No capítulo “A Sirene e o direito à comunicação dos atingidos pela lama”, Juçara Brittes e Rafael Drumond focam nas dinâmicas do jornal A Sirene, produzido pelos atingidos pela lama da barragem de Fundão – que se rompeu em 2015, em Bento Rodrigues, subdistrito de Mariana (MG). Os autores versam sobre o modus operandi da cobertura jornalística de veículos convencionais e sobre a importância da comunicação comunitária para a construção de narrativas autônomas e representativas.

Em “Por uma plataforma para a regulamentação democrática da radiodifusão comunitária em tempos de convergência”, Adilson Cabral Filho enumera elementos jurídicos, políticos e socioculturais que desmobilizam essas emissoras e desconstroem a função essencial da comunicação comunitária: o direito humano à comunicação. Já “O debate sobre a democratização da mídia no pós-Confecom (2015-2019)” enfatiza o papel dos movimentos sociais no combate à concentração midiática. Nele, Carlos Demarchi sintetiza resultados da 1ª Conferência Nacional de Comunicação e evidencia as dificuldades de se construir uma agenda comum para as comunicações no país.

Eula Cabral traça horizontes para enfrentar os “Desafios para a democratização da mídia em tempos conturbados” e sugere um triplo movimento de resistência, envolvendo a promoção de análises científicas sobre o cenário midiático, o engajamento dos cidadãos em temas ligados à democratização da comunicação e da cultura e a realização de eventos para aproximar pesquisadores e sociedade.
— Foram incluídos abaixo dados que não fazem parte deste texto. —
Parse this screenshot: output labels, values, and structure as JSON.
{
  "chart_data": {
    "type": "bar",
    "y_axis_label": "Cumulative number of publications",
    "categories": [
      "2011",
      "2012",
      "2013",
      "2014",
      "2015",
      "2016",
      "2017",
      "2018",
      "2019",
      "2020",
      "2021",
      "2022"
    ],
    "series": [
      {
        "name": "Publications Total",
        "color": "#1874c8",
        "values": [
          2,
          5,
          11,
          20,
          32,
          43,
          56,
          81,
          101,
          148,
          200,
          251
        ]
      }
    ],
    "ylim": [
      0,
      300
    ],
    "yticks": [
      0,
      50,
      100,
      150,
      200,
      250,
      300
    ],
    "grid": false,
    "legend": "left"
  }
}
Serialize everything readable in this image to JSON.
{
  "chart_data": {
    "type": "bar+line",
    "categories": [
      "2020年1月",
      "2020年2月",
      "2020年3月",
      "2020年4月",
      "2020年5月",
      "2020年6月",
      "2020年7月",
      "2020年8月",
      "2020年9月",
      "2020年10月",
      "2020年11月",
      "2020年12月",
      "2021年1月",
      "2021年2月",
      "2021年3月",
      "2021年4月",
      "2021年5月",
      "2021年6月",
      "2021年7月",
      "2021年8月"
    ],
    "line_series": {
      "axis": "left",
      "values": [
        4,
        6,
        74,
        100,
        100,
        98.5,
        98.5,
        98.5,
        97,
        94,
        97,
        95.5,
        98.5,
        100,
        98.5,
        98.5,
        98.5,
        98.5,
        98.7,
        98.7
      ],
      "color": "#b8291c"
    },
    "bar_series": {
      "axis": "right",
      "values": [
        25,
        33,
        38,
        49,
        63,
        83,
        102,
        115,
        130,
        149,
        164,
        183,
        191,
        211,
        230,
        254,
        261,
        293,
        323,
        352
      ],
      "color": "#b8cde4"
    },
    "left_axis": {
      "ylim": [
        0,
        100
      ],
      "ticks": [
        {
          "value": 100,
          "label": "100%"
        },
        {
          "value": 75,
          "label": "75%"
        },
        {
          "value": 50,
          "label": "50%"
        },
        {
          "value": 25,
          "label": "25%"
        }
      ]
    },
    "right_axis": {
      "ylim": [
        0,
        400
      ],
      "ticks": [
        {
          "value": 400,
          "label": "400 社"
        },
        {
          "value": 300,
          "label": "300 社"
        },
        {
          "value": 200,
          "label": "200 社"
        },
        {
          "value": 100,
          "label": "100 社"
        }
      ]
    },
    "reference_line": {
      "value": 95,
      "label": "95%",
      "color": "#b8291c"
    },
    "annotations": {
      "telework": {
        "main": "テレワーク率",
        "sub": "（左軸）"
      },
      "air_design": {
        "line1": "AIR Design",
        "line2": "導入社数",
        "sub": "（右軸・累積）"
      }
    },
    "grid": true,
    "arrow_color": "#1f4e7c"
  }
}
O texto “Políticas públicas de comunicação no Brasil: reflexões sobre a (não) regulação democrática da mídia”, de Gustavo Silva e Cristina Schmidt, propõe uma breve periodização das políticas de comunicação no Brasil, pontuando momentos históricos e enfatizando o poder dos meios de comunicação hegemônicos.

O tema da democratização é retomado ao final do livro, em “A radiodifusão pública e a crise da democracia no Brasil: contextos e aproximações”, de Gisele Pimenta de Oliveira. A autora resgata as imbricações entre mídia e democracia como aporte interpretativo do cenário contemporâneo de vulnerabilidade institucional da Empresa Brasil de Comunicação (EBC). O capítulo “O Serviço de Radiodifusão Pública brasileiro sob o ponto de vista histórico-social compreensivo”, de Elton Bruno Pinheiro, examina aspectos da trajetória do SRP e de seus atores-chave a partir dos conceitos weberianos de ação social afetiva, tradicional e referente a fins ou valores. No texto “EBC, Manual de Jornalismo e alterações na lei: princípios e práticas”, Guilherme Strozi e Fernando Oliveira Paulino resgatam o histórico de criação do documento e avaliam a recente falta de correspondência entre as práticas da empresa e as diretrizes do Manual.

Elen Geraldes, Rafaela Caetano Pinto e Kênia Figueiredo, em “Ouvindo as ouvidorias do sistema prisional: direito à informação, LAI e cidadania”, investigam o cumprimento da Lei de Acesso à Informação e do direito à informação e à comunicação em espaços repressores e invisibilizados. Apontam para a necessidade de se romper com o silenciamento das unidades prisionais, mudar a visão social sobre as pessoas presas, humanizar experiências e construir mecanismos mais eficazes de gestão de dados.

O livro reúne, ainda, soluções com potencial inovador, como em “Técnicas para medir concentração de mercado de mídia: modo de usar”, no qual Juliano Domingues revisa ferramentas de mensuração mais usadas para aferir estruturas de mercados (oligopolizado ou diversificado) e indica possibilidades de aplicação dessas técnicas à comunicação. Em “Esfera pública, tecnologias e imagem: modos de compreensão dos territórios informacionais digitais”, Ana Clara Bianchi e Ruth Reis elaboram uma cartografia de Vitória (ES) a partir do estudo de fotografias sobre a cidade no Instagram.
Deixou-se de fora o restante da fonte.